SUL RUOLO DI UOMINI E DONNE NELLA CHIESA
Tra le questioni sviluppate nel 40° Colloquio ebraico-cristiano: la relazionalità del tema delle donne con il tema del maschile, il rapporto tra tradizione e innovazione, le modalità del processo decisionale di cambiamento.
LAURA CAFFAGNINI
Camaldoli
Prima del ritorno da Camaldoli, alla fine del 40° Colloquio ebraico-cristiano – svoltosi lo scorso fine settimana nel Monastero all'interno del Parco Nazionale delle Foreste Casentinesi - , gli organizzatori hanno tirato le conclusioni di cinque giorni “sul monte”. Con il comune augurio di “scendere per portare nella storia, nella vita quotidiana, ciò che abbiamo vissuto qui”. “Qui in mezzo a noi c'è il Concilio Vaticano II – ha detto don Giuliano Savina direttore dell'Ufficio nazionale ecumenismo e dialogo della Cei, vicino all'équipe che progetta i Colloqui -. Qui ci sono i figli della generazione del Concilio, abbiamo la gioia e il peso di un'eredità. Lì è passato lo Spirito che è in azione, è importante assecondarlo, esserne discepoli”. Una delle eredità principali della quarantennale iniziativa “è il clima che si instaura in questi giorni”, ha sottolineato Claudia Milani ricordando due elementi della prolusione inviata dal cardinale Gualtiero Bassetti, presidente della Cei: il fatto che nei confronti dell'ebraismo la Chiesa non conduce né incoraggia un'esplicita missione verso gli ebrei, “una cosa scontata qui, ma sempre utile da ricordare” e la necessità di riscoprire l'ermeneutica dell'amicizia “che in questi giorni abbiamo vissuto”.

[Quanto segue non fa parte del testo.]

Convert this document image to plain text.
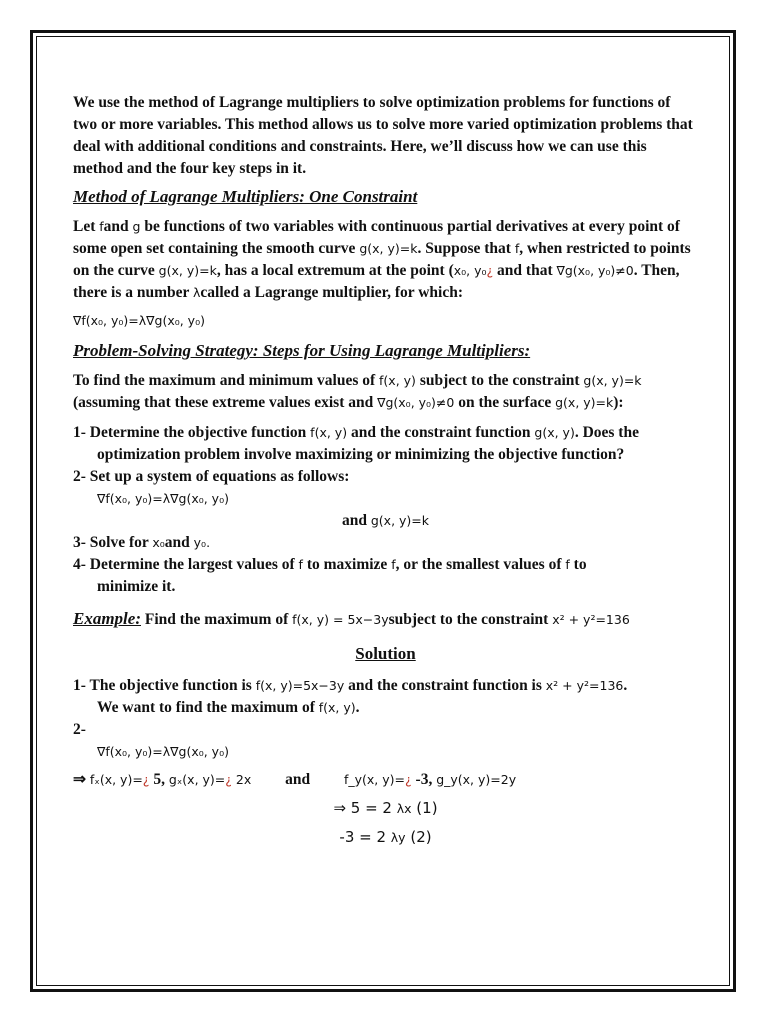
We use the method of Lagrange multipliers to solve optimization problems for functions of two or more variables. This method allows us to solve more varied optimization problems that deal with additional conditions and constraints. Here, we’ll discuss how we can use this method and the four key steps in it.

Method of Lagrange Multipliers: One Constraint

Let fand g be functions of two variables with continuous partial derivatives at every point of some open set containing the smooth curve g(x, y)=k. Suppose that f, when restricted to points on the curve g(x, y)=k, has a local extremum at the point (x₀, y₀¿ and that ∇g(x₀, y₀)≠0. Then, there is a number λcalled a Lagrange multiplier, for which:

∇f(x₀, y₀)=λ∇g(x₀, y₀)

Problem-Solving Strategy: Steps for Using Lagrange Multipliers:

To find the maximum and minimum values of f(x, y) subject to the constraint g(x, y)=k (assuming that these extreme values exist and ∇g(x₀, y₀)≠0 on the surface g(x, y)=k):

1- Determine the objective function f(x, y) and the constraint function g(x, y). Does the

optimization problem involve maximizing or minimizing the objective function?

2- Set up a system of equations as follows:

∇f(x₀, y₀)=λ∇g(x₀, y₀)

and g(x, y)=k

3- Solve for x₀and y₀.

4- Determine the largest values of f to maximize f, or the smallest values of f to

minimize it.

Example: Find the maximum of f(x, y) = 5x−3ysubject to the constraint x² + y²=136

Solution

1- The objective function is f(x, y)=5x−3y and the constraint function is x² + y²=136.

We want to find the maximum of f(x, y).

2-

∇f(x₀, y₀)=λ∇g(x₀, y₀)

⇒ fₓ(x, y)=¿ 5, gₓ(x, y)=¿ 2x and	f_y(x, y)=¿ -3, g_y(x, y)=2y

⇒ 5 = 2 λx (1)

-3 = 2 λy (2)
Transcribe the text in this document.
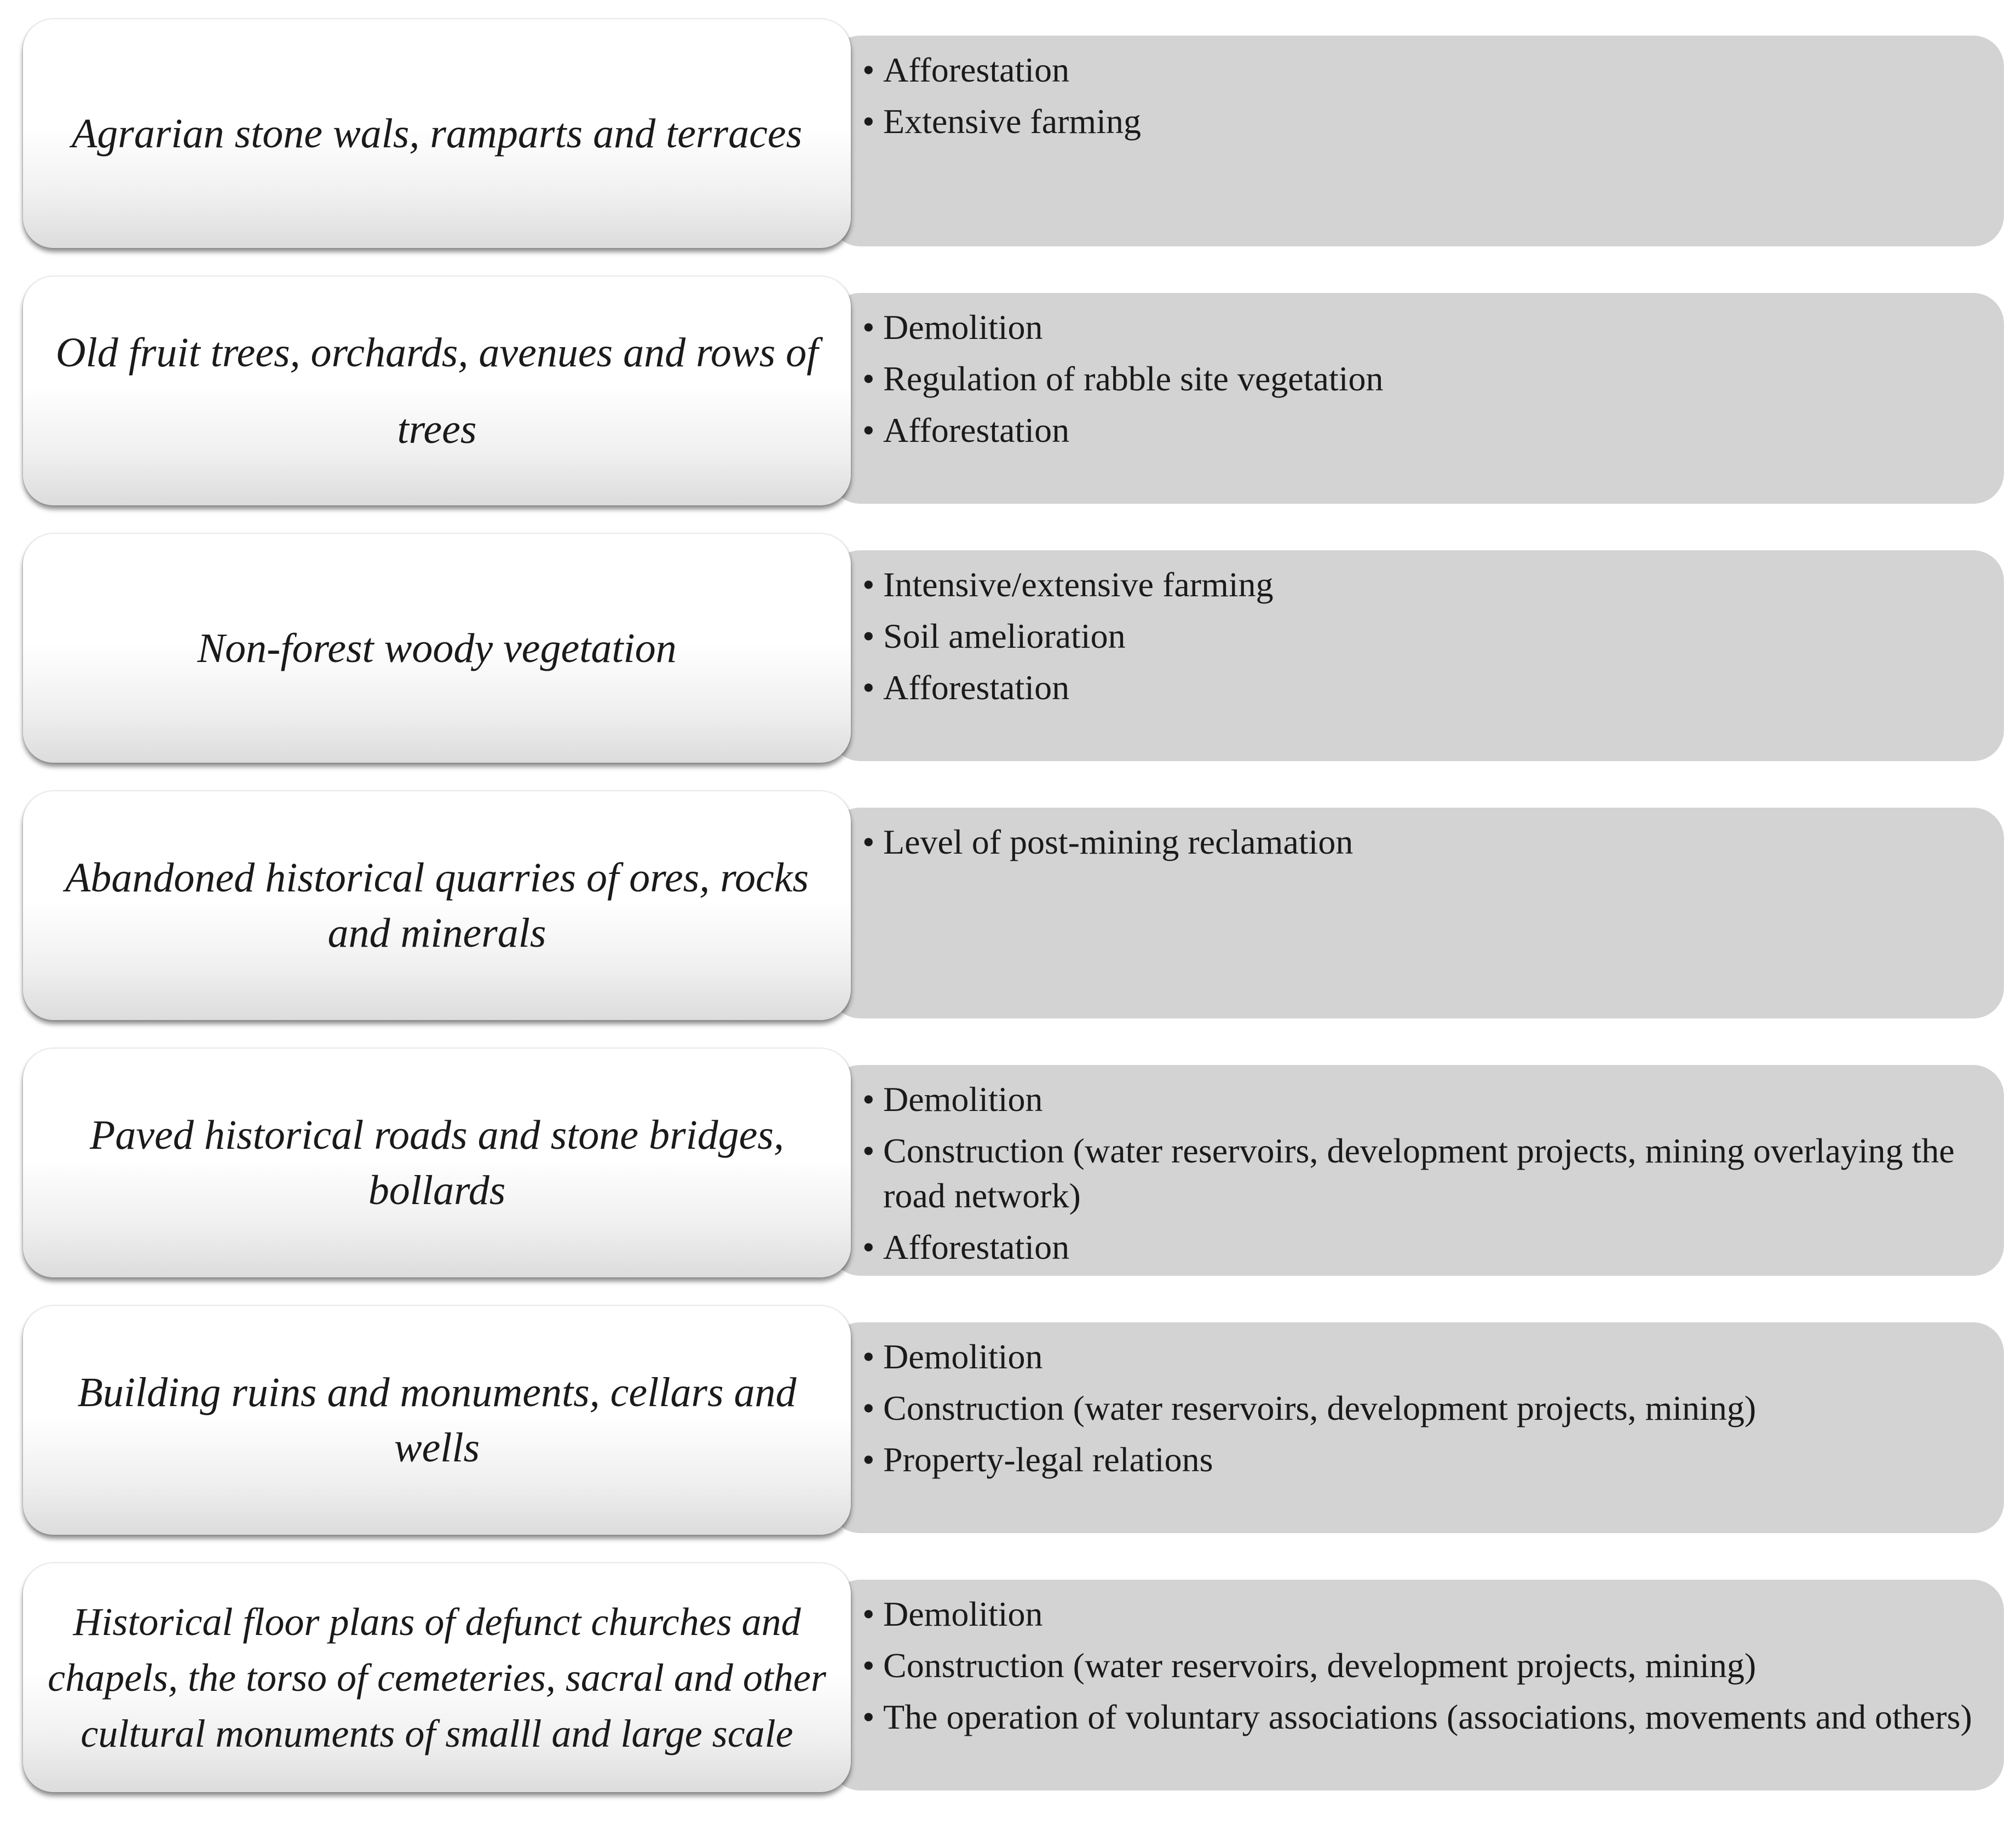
• Afforestation
• Extensive farming
Agrarian stone wals, ramparts and terraces
• Demolition
• Regulation of rabble site vegetation
• Afforestation
Old fruit trees, orchards, avenues and rows of trees
• Intensive/extensive farming
• Soil amelioration
• Afforestation
Non-forest woody vegetation
• Level of post-mining reclamation
Abandoned historical quarries of ores, rocks and minerals
• Demolition
• Construction (water reservoirs, development projects, mining overlaying the road network)
• Afforestation
Paved historical roads and stone bridges, bollards
• Demolition
• Construction (water reservoirs, development projects, mining)
• Property-legal relations
Building ruins and monuments, cellars and wells
• Demolition
• Construction (water reservoirs, development projects, mining)
• The operation of voluntary associations (associations, movements and others)
Historical floor plans of defunct churches and chapels, the torso of cemeteries, sacral and other cultural monuments of smalll and large scale
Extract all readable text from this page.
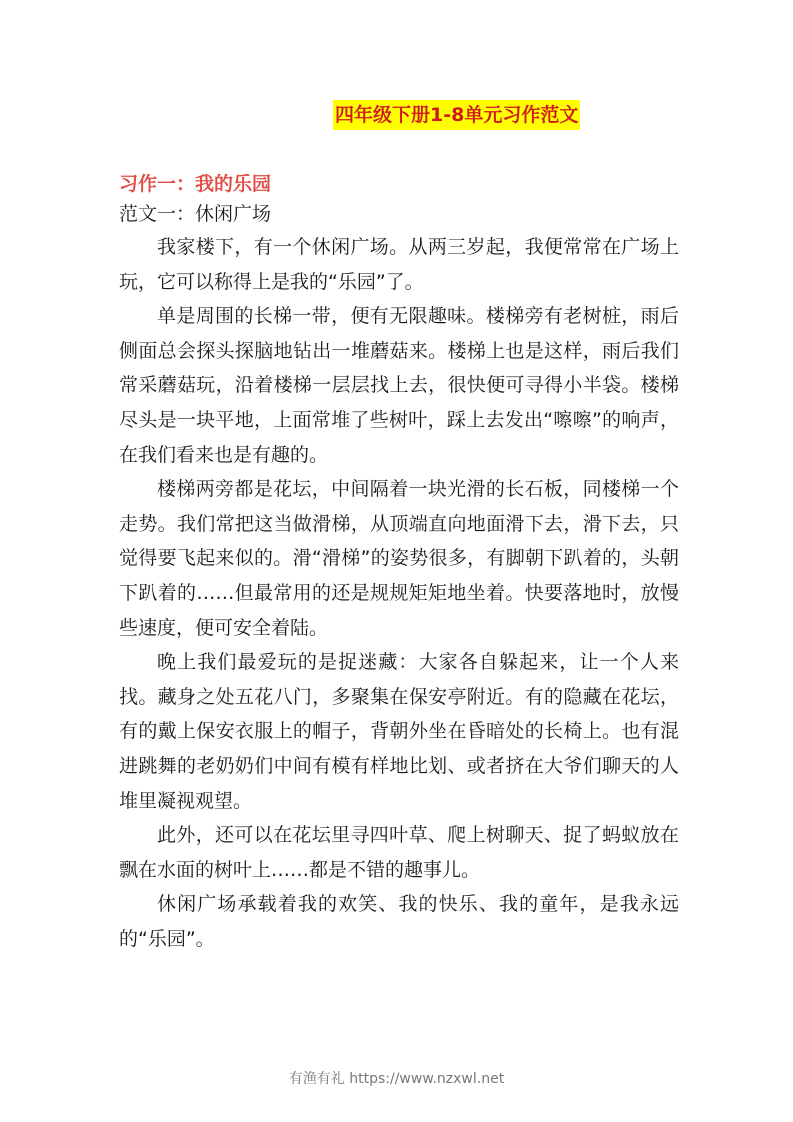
四年级下册1-8单元习作范文
习作一：我的乐园
范文一：休闲广场

我家楼下，有一个休闲广场。从两三岁起，我便常常在广场上玩，它可以称得上是我的“乐园”了。

单是周围的长梯一带，便有无限趣味。楼梯旁有老树桩，雨后侧面总会探头探脑地钻出一堆蘑菇来。楼梯上也是这样，雨后我们常采蘑菇玩，沿着楼梯一层层找上去，很快便可寻得小半袋。楼梯尽头是一块平地，上面常堆了些树叶，踩上去发出“嚓嚓”的响声，在我们看来也是有趣的。

楼梯两旁都是花坛，中间隔着一块光滑的长石板，同楼梯一个走势。我们常把这当做滑梯，从顶端直向地面滑下去，滑下去，只觉得要飞起来似的。滑“滑梯”的姿势很多，有脚朝下趴着的，头朝下趴着的……但最常用的还是规规矩矩地坐着。快要落地时，放慢些速度，便可安全着陆。

晚上我们最爱玩的是捉迷藏：大家各自躲起来，让一个人来找。藏身之处五花八门，多聚集在保安亭附近。有的隐藏在花坛，有的戴上保安衣服上的帽子，背朝外坐在昏暗处的长椅上。也有混进跳舞的老奶奶们中间有模有样地比划、或者挤在大爷们聊天的人堆里凝视观望。

此外，还可以在花坛里寻四叶草、爬上树聊天、捉了蚂蚁放在飘在水面的树叶上……都是不错的趣事儿。

休闲广场承载着我的欢笑、我的快乐、我的童年，是我永远的“乐园”。

有渔有礼 https://www.nzxwl.net
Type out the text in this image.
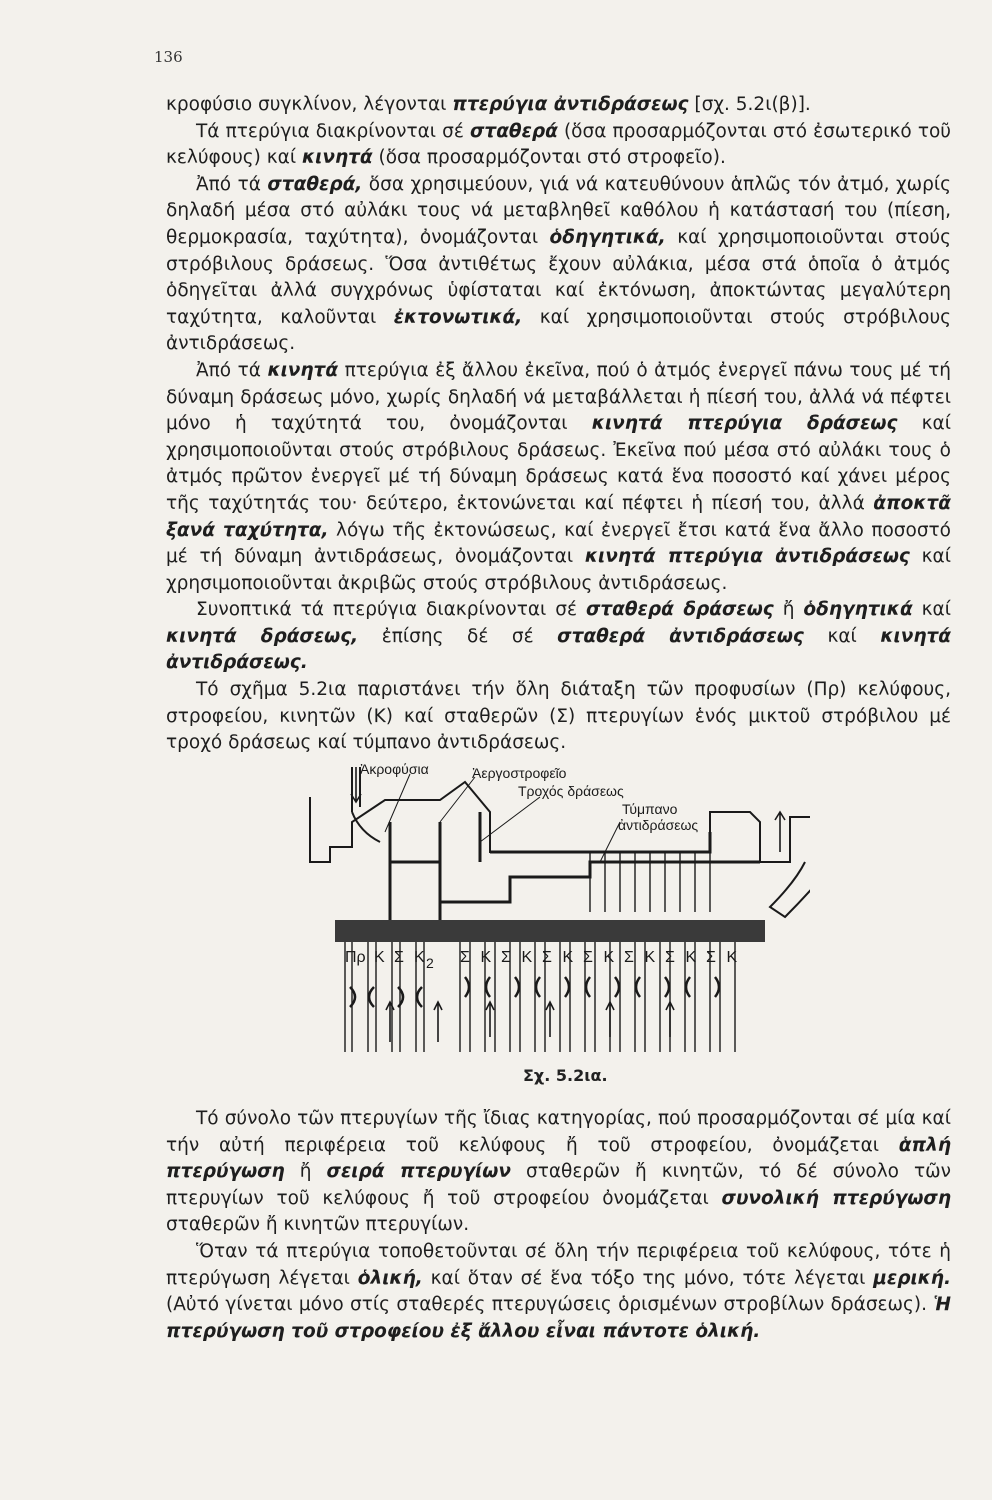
136

κροφύσιο συγκλίνον, λέγονται πτερύγια ἀντιδράσεως [σχ. 5.2ι(β)].

Τά πτερύγια διακρίνονται σέ σταθερά (ὅσα προσαρμόζονται στό ἐσωτερικό τοῦ κελύφους) καί κινητά (ὅσα προσαρμόζονται στό στροφεῖο).

Ἀπό τά σταθερά, ὅσα χρησιμεύουν, γιά νά κατευθύνουν ἁπλῶς τόν ἀτμό, χωρίς δηλαδή μέσα στό αὐλάκι τους νά μεταβληθεῖ καθόλου ἡ κατάστασή του (πίεση, θερμοκρασία, ταχύτητα), ὀνομάζονται ὁδηγητικά, καί χρησιμοποιοῦνται στούς στρόβιλους δράσεως. Ὅσα ἀντιθέτως ἔχουν αὐλάκια, μέσα στά ὁποῖα ὁ ἀτμός ὁδηγεῖται ἀλλά συγχρόνως ὑφίσταται καί ἐκτόνωση, ἀποκτώντας μεγαλύτερη ταχύτητα, καλοῦνται ἐκτονωτικά, καί χρησιμοποιοῦνται στούς στρόβιλους ἀντιδράσεως.

Ἀπό τά κινητά πτερύγια ἐξ ἄλλου ἐκεῖνα, πού ὁ ἀτμός ἐνεργεῖ πάνω τους μέ τή δύναμη δράσεως μόνο, χωρίς δηλαδή νά μεταβάλλεται ἡ πίεσή του, ἀλλά νά πέφτει μόνο ἡ ταχύτητά του, ὀνομάζονται κινητά πτερύγια δράσεως καί χρησιμοποιοῦνται στούς στρόβιλους δράσεως. Ἐκεῖνα πού μέσα στό αὐλάκι τους ὁ ἀτμός πρῶτον ἐνεργεῖ μέ τή δύναμη δράσεως κατά ἕνα ποσοστό καί χάνει μέρος τῆς ταχύτητάς του· δεύτερο, ἐκτονώνεται καί πέφτει ἡ πίεσή του, ἀλλά ἀποκτᾶ ξανά ταχύτητα, λόγω τῆς ἐκτονώσεως, καί ἐνεργεῖ ἔτσι κατά ἕνα ἄλλο ποσοστό μέ τή δύναμη ἀντιδράσεως, ὀνομάζονται κινητά πτερύγια ἀντιδράσεως καί χρησιμοποιοῦνται ἀκριβῶς στούς στρόβιλους ἀντιδράσεως.

Συνοπτικά τά πτερύγια διακρίνονται σέ σταθερά δράσεως ἤ ὁδηγητικά καί κινητά δράσεως, ἐπίσης δέ σέ σταθερά ἀντιδράσεως καί κινητά ἀντιδράσεως.

Τό σχῆμα 5.2ια παριστάνει τήν ὅλη διάταξη τῶν προφυσίων (Πρ) κελύφους, στροφείου, κινητῶν (Κ) καί σταθερῶν (Σ) πτερυγίων ἑνός μικτοῦ στρόβιλου μέ τροχό δράσεως καί τύμπανο ἀντιδράσεως.

Ἀκροφύσια	Ἀεργοστροφεῖο
Τροχός δράσεως
Τύμπανο
ἀντιδράσεως
Πρ Κ Σ Κ 2 Σ Κ Σ Κ Σ Κ Σ Κ Σ Κ Σ Κ Σ Κ
Σχ. 5.2ια.

Τό σύνολο τῶν πτερυγίων τῆς ἴδιας κατηγορίας, πού προσαρμόζονται σέ μία καί τήν αὐτή περιφέρεια τοῦ κελύφους ἤ τοῦ στροφείου, ὀνομάζεται ἁπλή πτερύγωση ἤ σειρά πτερυγίων σταθερῶν ἤ κινητῶν, τό δέ σύνολο τῶν πτερυγίων τοῦ κελύφους ἤ τοῦ στροφείου ὀνομάζεται συνολική πτερύγωση σταθερῶν ἤ κινητῶν πτερυγίων.

Ὅταν τά πτερύγια τοποθετοῦνται σέ ὅλη τήν περιφέρεια τοῦ κελύφους, τότε ἡ πτερύγωση λέγεται ὁλική, καί ὅταν σέ ἕνα τόξο της μόνο, τότε λέγεται μερική. (Αὐτό γίνεται μόνο στίς σταθερές πτερυγώσεις ὁρισμένων στροβίλων δράσεως). Ἡ πτερύγωση τοῦ στροφείου ἐξ ἄλλου εἶναι πάντοτε ὁλική.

La determinazione a cambiare il clima dei rapporti perseguendo l'amicizia è stato l'apporto di Lea Sestieri, donna di grande cultura e spiritualità, prima docente ebrea alla Lateranense, commemorata a un anno dalla morte dal figlio Claudio Scazzocchio e da Innocenzo Gargano, ideatore dei Colloqui. Si riparte da Camaldoli, non concludendo, ma aprendo un discorso sulle piste di riflessione che hanno solcato il convegno , dedicato a maschile e femminile nella tradizione ebraica e cristiana, tema accarezzato da una decina d'anni, ha precisato Milani, che ha riassunto tre questioni sviluppate nei lavori: la relazionalità del tema delle donne con il tema del maschile, il rapporto fra tradizione e innovazione, le modalità del processo decisionale di cambiamento. Diversi gli scenari: rav Herzl Hefter, promotore a Gerusalemme di una scuola che ammette anche le donne agli studi rabbinici, ha mostrato come si possa fare spazio all'inedito nella tradizione ebraica. Per la biblista battista Lidia Maggi perseguire le istanze delle donne nelle Chiese rappresenta la possibilità di esistere per uomini e donne e di poter servire per portare la salvezza al mondo. Miriam Camerini, protagonista di una lectio biblica a due voci e dello spettacolo sul femminile in musica, ha visto, nelle figure femminili bibliche evocate, la capacità di immaginare le cose diversamente per portare a termine il disegno divino loro rivelato. Esse “hanno in sé il germe per capire il femminile che non deve appartenere solo alle donne, ma c'è anche nel mondo, quella misura di misericordia che la Bibbia attribuisce al divino”.
La teologa cattolica Serena Noceti ha visto la necessità di una reinterpretazione del maschile e del femminile nella Chiesa cattolico-romana che richiederebbe un lavoro sull'antropologia teologica, ancora incompiuta , e sull'istituzione ecclesistica, strutturata ancora su un solo genere. Per Marco Morselli, presidente dell'Amicizia ebraico-cristiana di Roma, membro del team dei Colloqui, “ciò che viviamo a Camaldoli è più vicino ai giorni del Messia , e quando scendiamo è come se spostassimo indietro le lancette dell'orologio. Siamo nel “già e non ancora” e scendendo siamo più vicini al “non ancora”. Rimbocchiamoci le maniche”.